Dalil Pendapat Kedua :
1)
Hadits
Ummu Sulaim, beliau berkata : Apakah wajib bagi seorang wanita mandi jika dia
bermimpi? Maka nabi صلى
الله عليه
وسلم menjawab : نعم
إذا هي رأت
الماء ”Iya jika ia melihat adanya air” Muttafaq ’alaihi.
2)
Hadits
Abu Sa’id al-Khudri beliaui berkata : Rasulullah صلى
الله عليه
وسلم bersabda : الماء
من الماء ”air (untuk mandi) karena air
(mani)” Diriwayatkan oleh Muslim.
Yang Rajih (kuat)
adalah pendapat pertama, yaitu tidak wajib baginya mandi.
Bantahan terhadap hadits pertama adalah, sesungguhnya hadits tersebut menunjukkan mani
yang keluar di saat mimpi adalah dengan syahwat.
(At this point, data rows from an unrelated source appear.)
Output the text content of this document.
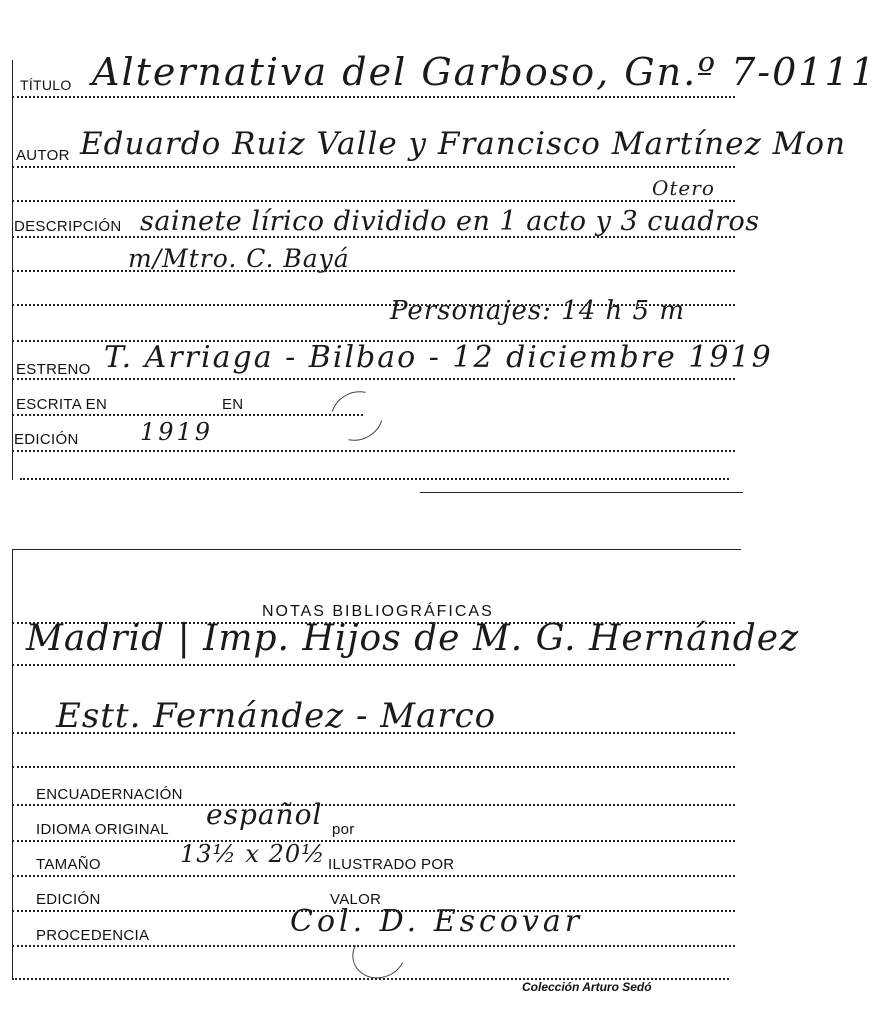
TÍTULO Alternativa del Garboso, Gn.º 7-0111
AUTOR Eduardo Ruiz Valle y Francisco Martínez Mon
Otero
DESCRIPCIÓN sainete lírico dividido en 1 acto y 3 cuadros
m/Mtro. C. Bayá
Personajes: 14 h 5 m
ESTRENO T. Arriaga - Bilbao - 12 diciembre 1919
ESCRITA EN	EN
EDICIÓN	1919
NOTAS BIBLIOGRÁFICAS
Madrid | Imp. Hijos de M. G. Hernández
Estt. Fernández - Marco
ENCUADERNACIÓN
IDIOMA ORIGINAL español por
TAMAÑO	13½ x 20½ ILUSTRADO POR
EDICIÓN	VALOR
PROCEDENCIA	Col. D. Escovar
Colección Arturo Sedó
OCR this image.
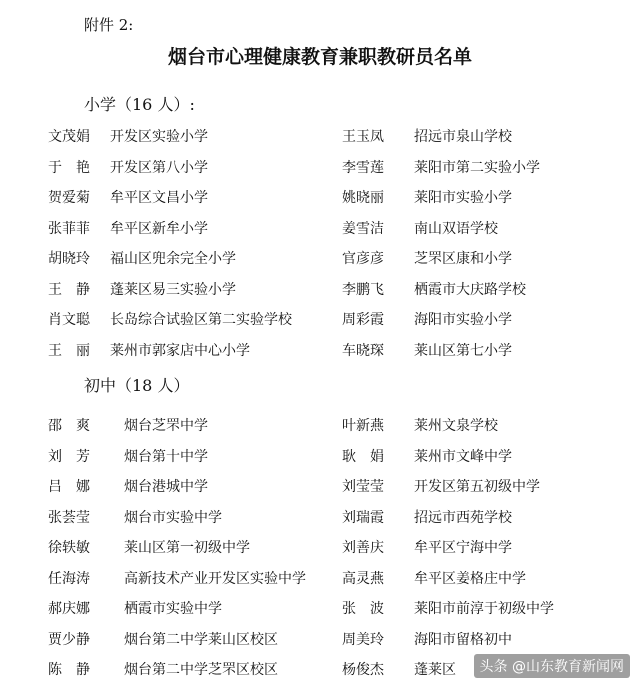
附件 2:
烟台市心理健康教育兼职教研员名单
小学（16 人）:
文茂娟 开发区实验小学
于　艳 开发区第八小学
贺爱菊 牟平区文昌小学
张菲菲 牟平区新牟小学
胡晓玲 福山区兜余完全小学
王　静 蓬莱区易三实验小学
肖文聪 长岛综合试验区第二实验学校
王　丽 莱州市郭家店中心小学
王玉凤 招远市泉山学校
李雪莲 莱阳市第二实验小学
姚晓丽 莱阳市实验小学
姜雪洁 南山双语学校
官彦彦 芝罘区康和小学
李鹏飞 栖霞市大庆路学校
周彩霞 海阳市实验小学
车晓琛 莱山区第七小学
初中（18 人）
邵　爽 烟台芝罘中学
刘　芳 烟台第十中学
吕　娜 烟台港城中学
张荟莹 烟台市实验中学
徐轶敏 莱山区第一初级中学
任海涛 高新技术产业开发区实验中学
郝庆娜 栖霞市实验中学
贾少静 烟台第二中学莱山区校区
陈　静 烟台第二中学芝罘区校区
叶新燕 莱州文泉学校
耿　娟 莱州市文峰中学
刘莹莹 开发区第五初级中学
刘瑞霞 招远市西苑学校
刘善庆 牟平区宁海中学
高灵燕 牟平区姜格庄中学
张　波 莱阳市前淳于初级中学
周美玲 海阳市留格初中
杨俊杰 蓬莱区	头条 @山东教育新闻网
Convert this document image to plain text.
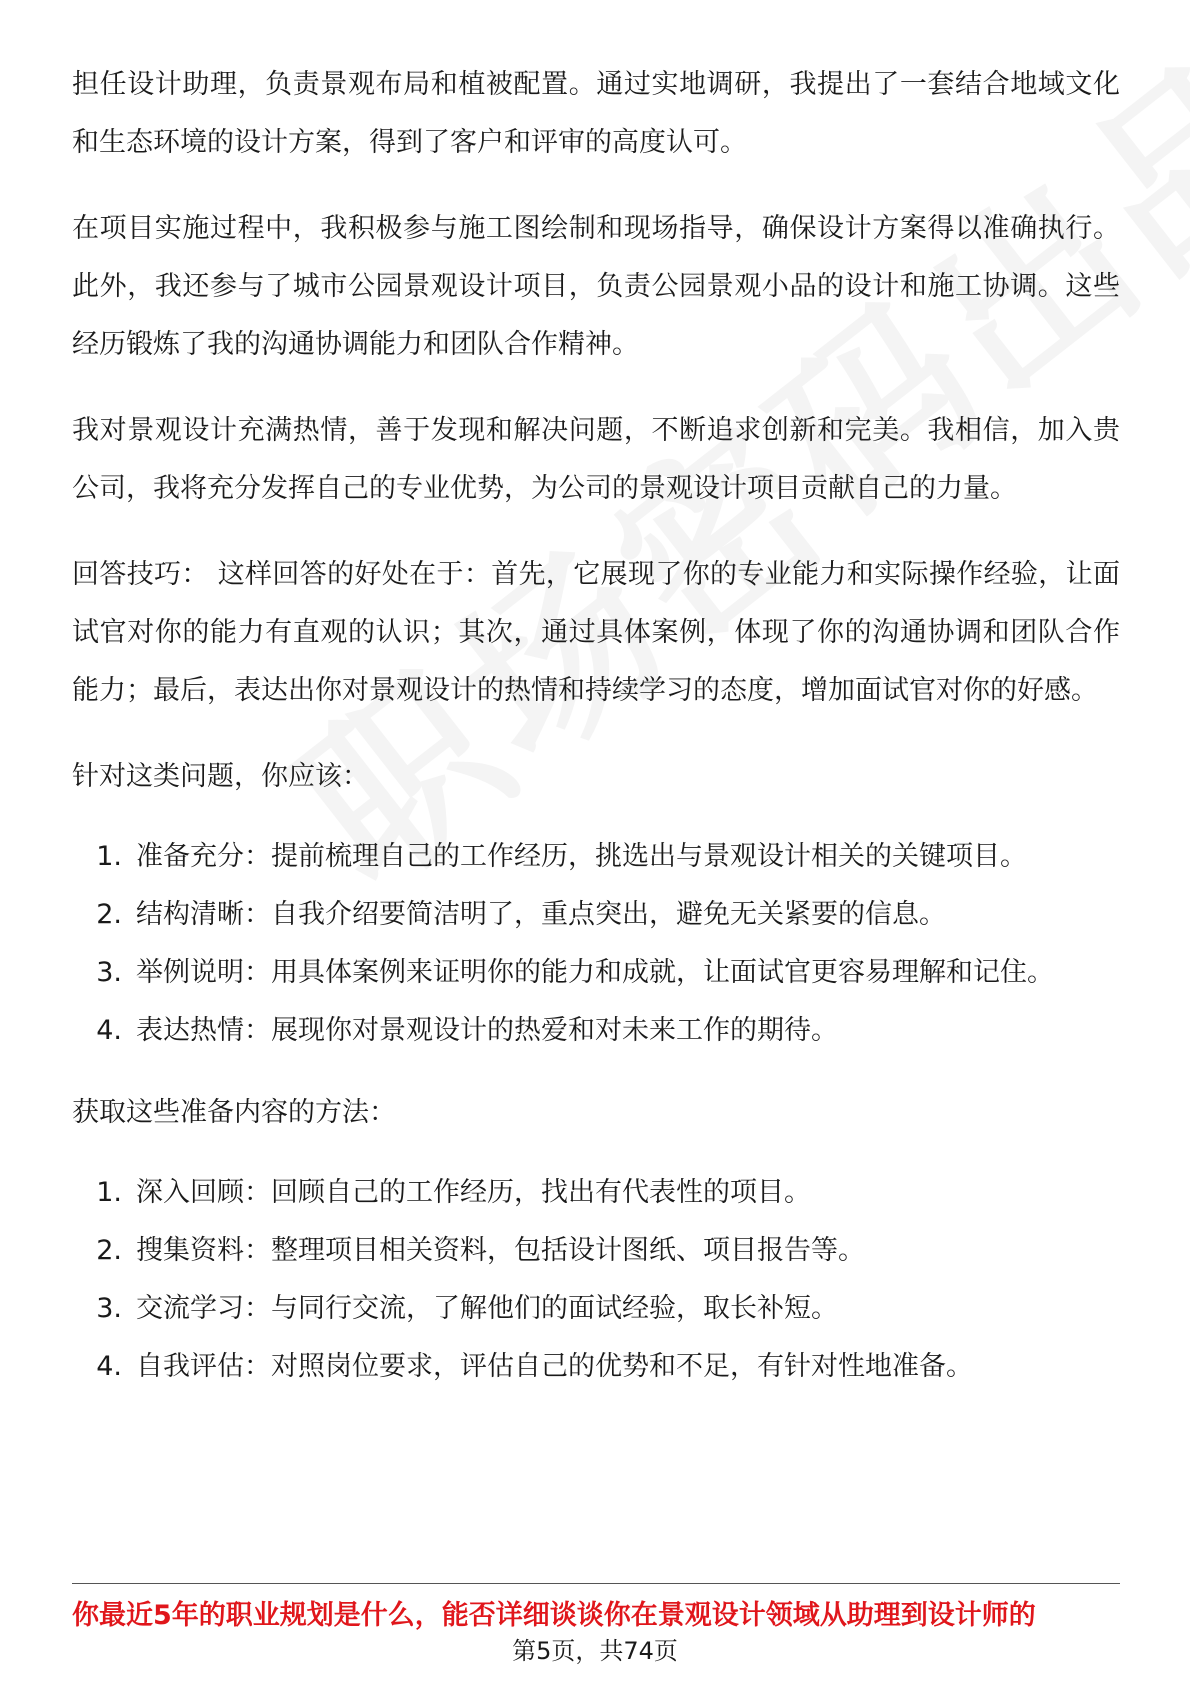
担任设计助理，负责景观布局和植被配置。通过实地调研，我提出了一套结合地域文化和生态环境的设计方案，得到了客户和评审的高度认可。

在项目实施过程中，我积极参与施工图绘制和现场指导，确保设计方案得以准确执行。此外，我还参与了城市公园景观设计项目，负责公园景观小品的设计和施工协调。这些经历锻炼了我的沟通协调能力和团队合作精神。

我对景观设计充满热情，善于发现和解决问题，不断追求创新和完美。我相信，加入贵公司，我将充分发挥自己的专业优势，为公司的景观设计项目贡献自己的力量。

回答技巧： 这样回答的好处在于：首先，它展现了你的专业能力和实际操作经验，让面试官对你的能力有直观的认识；其次，通过具体案例，体现了你的沟通协调和团队合作能力；最后，表达出你对景观设计的热情和持续学习的态度，增加面试官对你的好感。

针对这类问题，你应该：
1. 准备充分：提前梳理自己的工作经历，挑选出与景观设计相关的关键项目。
2. 结构清晰：自我介绍要简洁明了，重点突出，避免无关紧要的信息。
3. 举例说明：用具体案例来证明你的能力和成就，让面试官更容易理解和记住。
4. 表达热情：展现你对景观设计的热爱和对未来工作的期待。
获取这些准备内容的方法：
1. 深入回顾：回顾自己的工作经历，找出有代表性的项目。
2. 搜集资料：整理项目相关资料，包括设计图纸、项目报告等。
3. 交流学习：与同行交流，了解他们的面试经验，取长补短。
4. 自我评估：对照岗位要求，评估自己的优势和不足，有针对性地准备。
你最近5年的职业规划是什么，能否详细谈谈你在景观设计领域从助理到设计师的
第5页，共74页
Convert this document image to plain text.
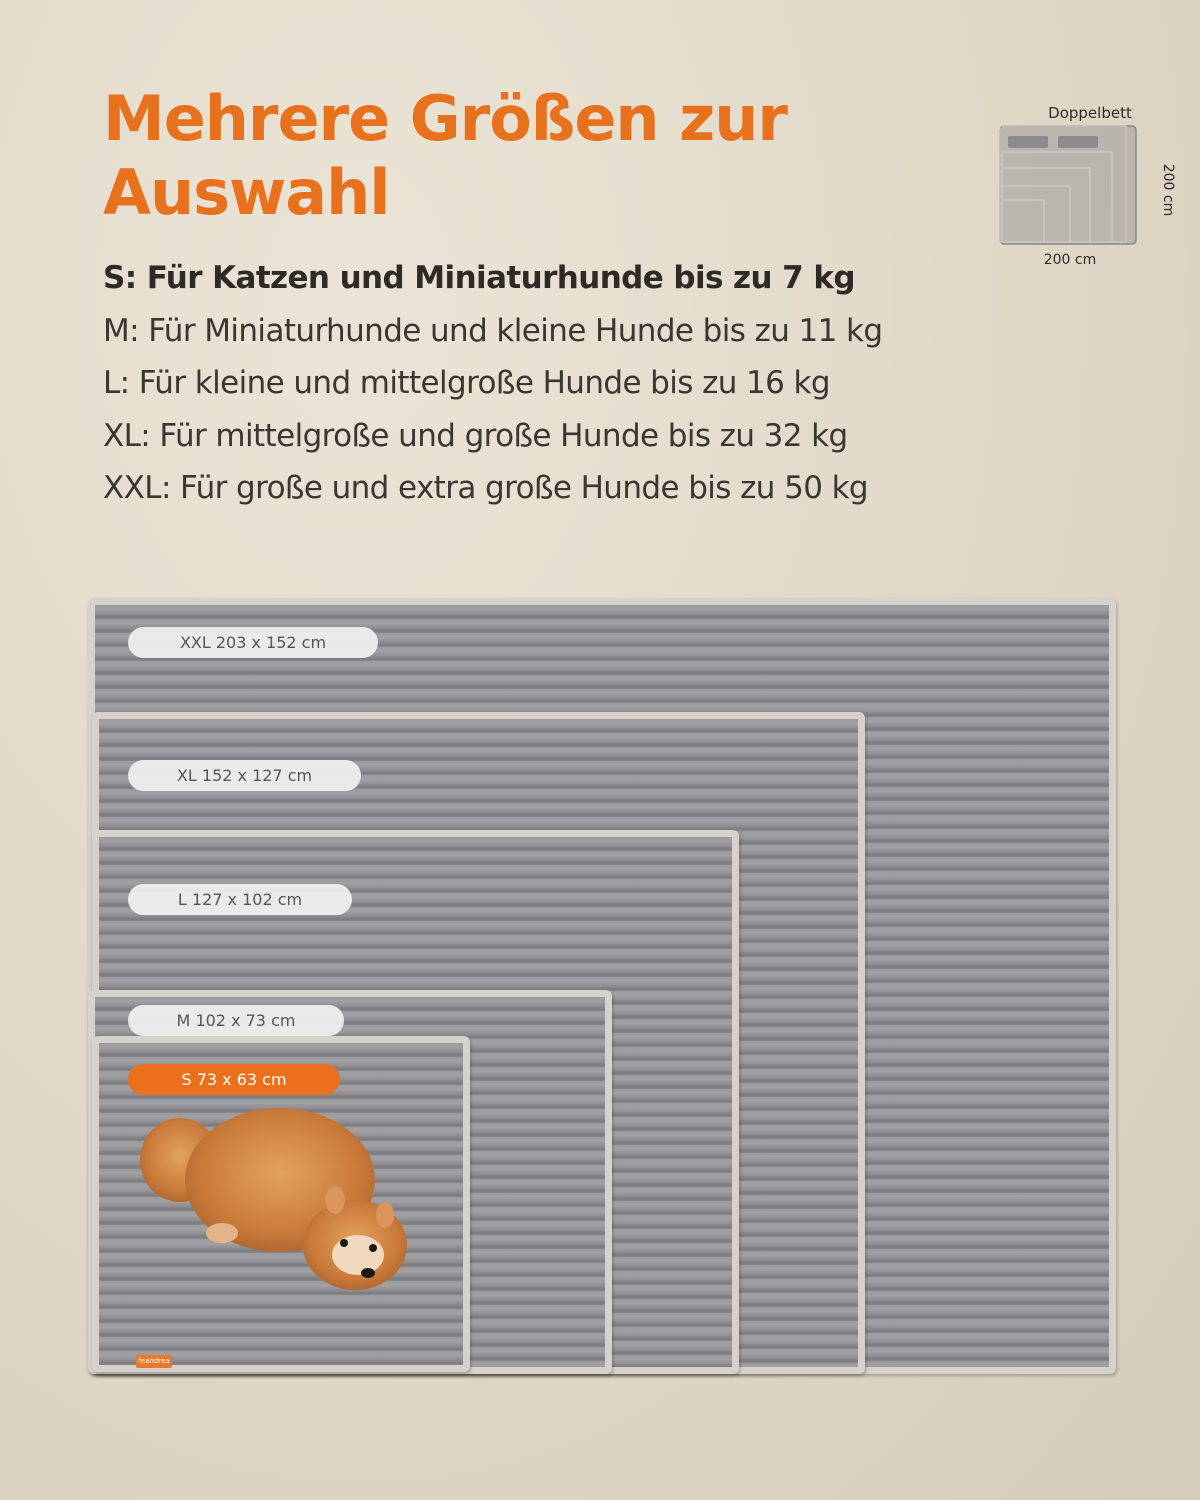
Mehrere Größen zur Auswahl
S: Für Katzen und Miniaturhunde bis zu 7 kg
M: Für Miniaturhunde und kleine Hunde bis zu 11 kg
L: Für kleine und mittelgroße Hunde bis zu 16 kg
XL: Für mittelgroße und große Hunde bis zu 32 kg
XXL: Für große und extra große Hunde bis zu 50 kg
Doppelbett
200 cm
200 cm
XXL 203 x 152 cm
XL 152 x 127 cm
L 127 x 102 cm
M 102 x 73 cm
S 73 x 63 cm
feandrea
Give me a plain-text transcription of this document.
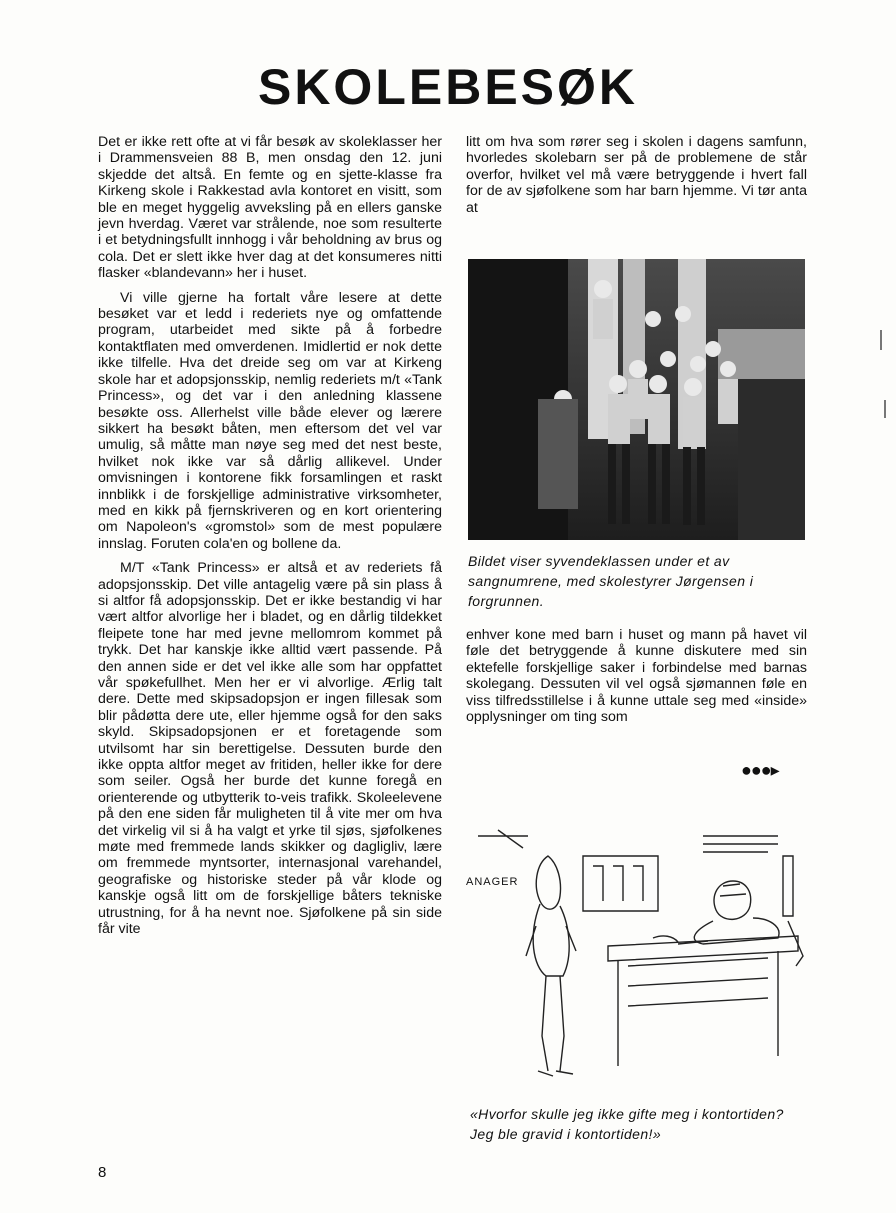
SKOLEBESØK

Det er ikke rett ofte at vi får besøk av skoleklasser her i Drammensveien 88 B, men onsdag den 12. juni skjedde det altså. En femte og en sjette-klasse fra Kirkeng skole i Rakkestad avla kontoret en visitt, som ble en meget hyggelig avveksling på en ellers ganske jevn hverdag. Været var strålende, noe som resulterte i et betydningsfullt innhogg i vår beholdning av brus og cola. Det er slett ikke hver dag at det konsumeres nitti flasker «blandevann» her i huset.

Vi ville gjerne ha fortalt våre lesere at dette besøket var et ledd i rederiets nye og omfattende program, utarbeidet med sikte på å forbedre kontaktflaten med omverdenen. Imidlertid er nok dette ikke tilfelle. Hva det dreide seg om var at Kirkeng skole har et adopsjonsskip, nemlig rederiets m/t «Tank Princess», og det var i den anledning klassene besøkte oss. Allerhelst ville både elever og lærere sikkert ha besøkt båten, men eftersom det vel var umulig, så måtte man nøye seg med det nest beste, hvilket nok ikke var så dårlig allikevel. Under omvisningen i kontorene fikk forsamlingen et raskt innblikk i de forskjellige administrative virksomheter, med en kikk på fjernskriveren og en kort orientering om Napoleon's «gromstol» som de mest populære innslag. Foruten cola'en og bollene da.

M/T «Tank Princess» er altså et av rederiets få adopsjonsskip. Det ville antagelig være på sin plass å si altfor få adopsjonsskip. Det er ikke bestandig vi har vært altfor alvorlige her i bladet, og en dårlig tildekket fleipete tone har med jevne mellomrom kommet på trykk. Det har kanskje ikke alltid vært passende. På den annen side er det vel ikke alle som har oppfattet vår spøkefullhet. Men her er vi alvorlige. Ærlig talt dere. Dette med skipsadopsjon er ingen fillesak som blir pådøtta dere ute, eller hjemme også for den saks skyld. Skipsadopsjonen er et foretagende som utvilsomt har sin berettigelse. Dessuten burde den ikke oppta altfor meget av fritiden, heller ikke for dere som seiler. Også her burde det kunne foregå en orienterende og utbytterik to-veis trafikk. Skoleelevene på den ene siden får muligheten til å vite mer om hva det virkelig vil si å ha valgt et yrke til sjøs, sjøfolkenes møte med fremmede lands skikker og dagligliv, lære om fremmede myntsorter, internasjonal varehandel, geografiske og historiske steder på vår klode og kanskje også litt om de forskjellige båters tekniske utrustning, for å ha nevnt noe. Sjøfolkene på sin side får vite

litt om hva som rører seg i skolen i dagens samfunn, hvorledes skolebarn ser på de problemene de står overfor, hvilket vel må være betryggende i hvert fall for de av sjøfolkene som har barn hjemme. Vi tør anta at

Bildet viser syvendeklassen under et av sangnumrene, med skolestyrer Jørgensen i forgrunnen.

enhver kone med barn i huset og mann på havet vil føle det betryggende å kunne diskutere med sin ektefelle forskjellige saker i forbindelse med barnas skolegang. Dessuten vil vel også sjømannen føle en viss tilfredsstillelse i å kunne uttale seg med «inside» opplysninger om ting som

●●●▸
ANAGER
«Hvorfor skulle jeg ikke gifte meg i kontortiden? Jeg ble gravid i kontortiden!»
8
Bantahan terhadap hadits kedua adalah, sesungguhnya hadits tersebut mansukh karena Abu Hurairoh رضي الله
عنه berkata : Nabi صلى الله
عليه وسلم bersabda : إذا
قعد بين
شعبيها
الأربع ثم
جهدها فقد وجب
الغسل ”Jika seseorang duduk di antara
cabang yang empat dan ia bersungguh-sungguh di atasnya maka wajib baginya
mandi” Muttafaq ’alaihi. Dan dalam riwayat Muslim terdapat tambahan : وإن لم
ينزل ”Walaupun tidak sampai keluar
(mani)”.
Syahid dari hadits di atas adalah : Rasulullah صلى الله عليه
وسلم mewajibkan mandi walaupun tidak
sampai keluar (mani). Wallahu a’lam.
Masalah 3 :
Bermimpi namun tidak melihat adanya air (tidak basah)
Barangsiapa bermimpi
namun dia tidak mendapatkan air (mani) maka tidak wajib mandi janabat, dan
barangsiapa tidak ingat telah bermimpi namun mendapatkan air maka wajib atasnya
mandi.
Dalilnya :
Dari Aisyah beliau
berkata, ”Rasulullah صلى
الله عليه
وسلم ditanya tentang seorang lelaki yang
mendapatkan basah namun ia tidak ingat telah bermimpi, maka beliau menjawab : dia
wajib mandi. Beliau juga ditanya tentang seorang lelaki yang mengingat dirinya
bermimpi namun dia tidak mendapatkan basah, maka beliau menjawab : dia tidak
wajib mandi.” (Shahih, diriwayatkan Abu Dawud dan Turmudzi).
Masalah 4 :
Perkataan
ulama tentang menggosok tubuh dengan air ketika mandi.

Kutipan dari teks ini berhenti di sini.